Dans toutes les grandes villes algériennes, la mobilisation a été historique en raison de son ampleur, célébrant à fois l’insurrection de 1954 et les manifestations du « hirak ». L’ambiance était festive, les algériennes et les algériens manifestant leur plaisir et leur joie de se retrouver si nombreux. Évoquer une marée ou une déferlante serait le plus approprié.
Ni les arrestations et les emprisonnements qui se multiplient, ni la présence massive de forces policières dans les rues ne remplissent leur fonction d’intimidation. Manipulées, les élections présidentielles exigées par le régime militaire sont rejetées avec force, et l’on ne voit pas sur quoi elles vont pouvoir déboucher. Qualifiées de « noble démarche » par le général Gaïd Ahmed Salah à l’occasion d’une allocution prononcée lors de sa visite au Commandement des forces de défense aérienne du territoire, elles rencontreraient selon lui « une adhésion inégalée », « émaneraient de la volonté populaire » et exprimeraient « le haut niveau de conscience du peuple algérien ». On se frotte les yeux ! Les manifestants lui ont répondu en scandant « Gaïd Salah dégage ! Il n’y aura pas de vote cette année », décidés à obtenir le démantèlement du système.

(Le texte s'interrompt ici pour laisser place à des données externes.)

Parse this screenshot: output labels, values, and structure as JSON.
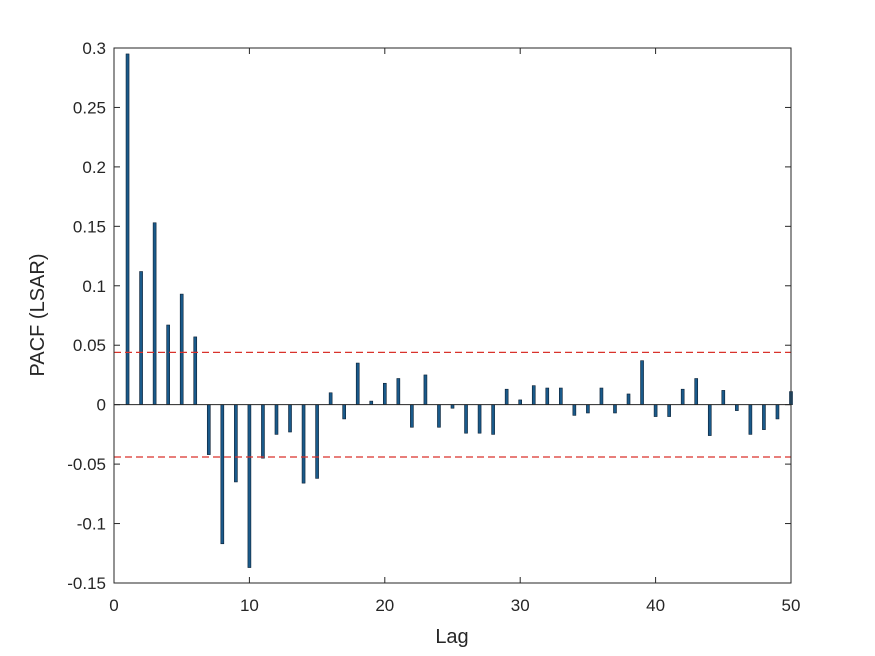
{
  "chart_data": {
    "type": "bar",
    "xlabel": "Lag",
    "ylabel": "PACF (LSAR)",
    "xlim": [
      0,
      50
    ],
    "ylim": [
      -0.15,
      0.3
    ],
    "xticks": [
      "0",
      "10",
      "20",
      "30",
      "40",
      "50"
    ],
    "yticks": [
      "-0.15",
      "-0.1",
      "-0.05",
      "0",
      "0.05",
      "0.1",
      "0.15",
      "0.2",
      "0.25",
      "0.3"
    ],
    "grid": false,
    "confidence_bound": 0.044,
    "bar_color": "#1a5a8a",
    "bound_color": "#d9322b",
    "x": [
      1,
      2,
      3,
      4,
      5,
      6,
      7,
      8,
      9,
      10,
      11,
      12,
      13,
      14,
      15,
      16,
      17,
      18,
      19,
      20,
      21,
      22,
      23,
      24,
      25,
      26,
      27,
      28,
      29,
      30,
      31,
      32,
      33,
      34,
      35,
      36,
      37,
      38,
      39,
      40,
      41,
      42,
      43,
      44,
      45,
      46,
      47,
      48,
      49,
      50
    ],
    "values": [
      0.295,
      0.112,
      0.153,
      0.067,
      0.093,
      0.057,
      -0.042,
      -0.117,
      -0.065,
      -0.137,
      -0.045,
      -0.025,
      -0.023,
      -0.066,
      -0.062,
      0.01,
      -0.012,
      0.035,
      0.003,
      0.018,
      0.022,
      -0.019,
      0.025,
      -0.019,
      -0.003,
      -0.024,
      -0.024,
      -0.025,
      0.013,
      0.004,
      0.016,
      0.014,
      0.014,
      -0.009,
      -0.007,
      0.014,
      -0.007,
      0.009,
      0.037,
      -0.01,
      -0.01,
      0.013,
      0.022,
      -0.026,
      0.012,
      -0.005,
      -0.025,
      -0.021,
      -0.012,
      0.011
    ]
  }
}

Le chef d’état-major a menacé des foudres de la justice « la bande et ses relais » qui cherche à « perturber la sérénité de cette importante échéance ». Afin de passer à l’exécution, il sera toutefois nécessaire de négocier avec les juges et les procureurs la reprise du travail qu’ils ont cessé suite à un changement massif d’affectation de leurs postes ne respectant pas les procédures. Cela sera d’autant plus indispensable que les juges jouent un rôle important dans le processus électoral, et que sans eux la simple tenue des présidentielles deviendra problématique… Tout fout le camp.
Ces élections s’annoncent bien singulières, si finalement elles se tiennent. Les deux anciens Premiers ministres qui devancent un peloton de 20 candidats inconnus des algériens sont murés dans le silence et n’entament pas leur campagne électorale. Comme s’ils ne parvenaient pas à tenir le rôle qui leur est attribué dans une fiction à laquelle ils adhèrent sans y croire.
Les généraux au pouvoir ont perdu leur façade civile et tentent de la reconstituer. Ils ont pour eux la force policière et militaire, mais comment vont-ils l’utiliser, n’y parvenant pas, afin de quand même s’imposer contre un peuple qui les récuse ?
Le plus souvent c’est un pouvoir politique que le peuple doit affronter, avec la menace plus ou moins sous-entendue que l’armée pourrait s’en mêler si aucune solution n’est trouvée.
Là, comme vous l’écrivez, c’est l’armée elle-même qui est dans l’impasse. Si il n’y pas de formation politique qui soit prête à les remplacer, la suite des événements paraît difficile à imaginer.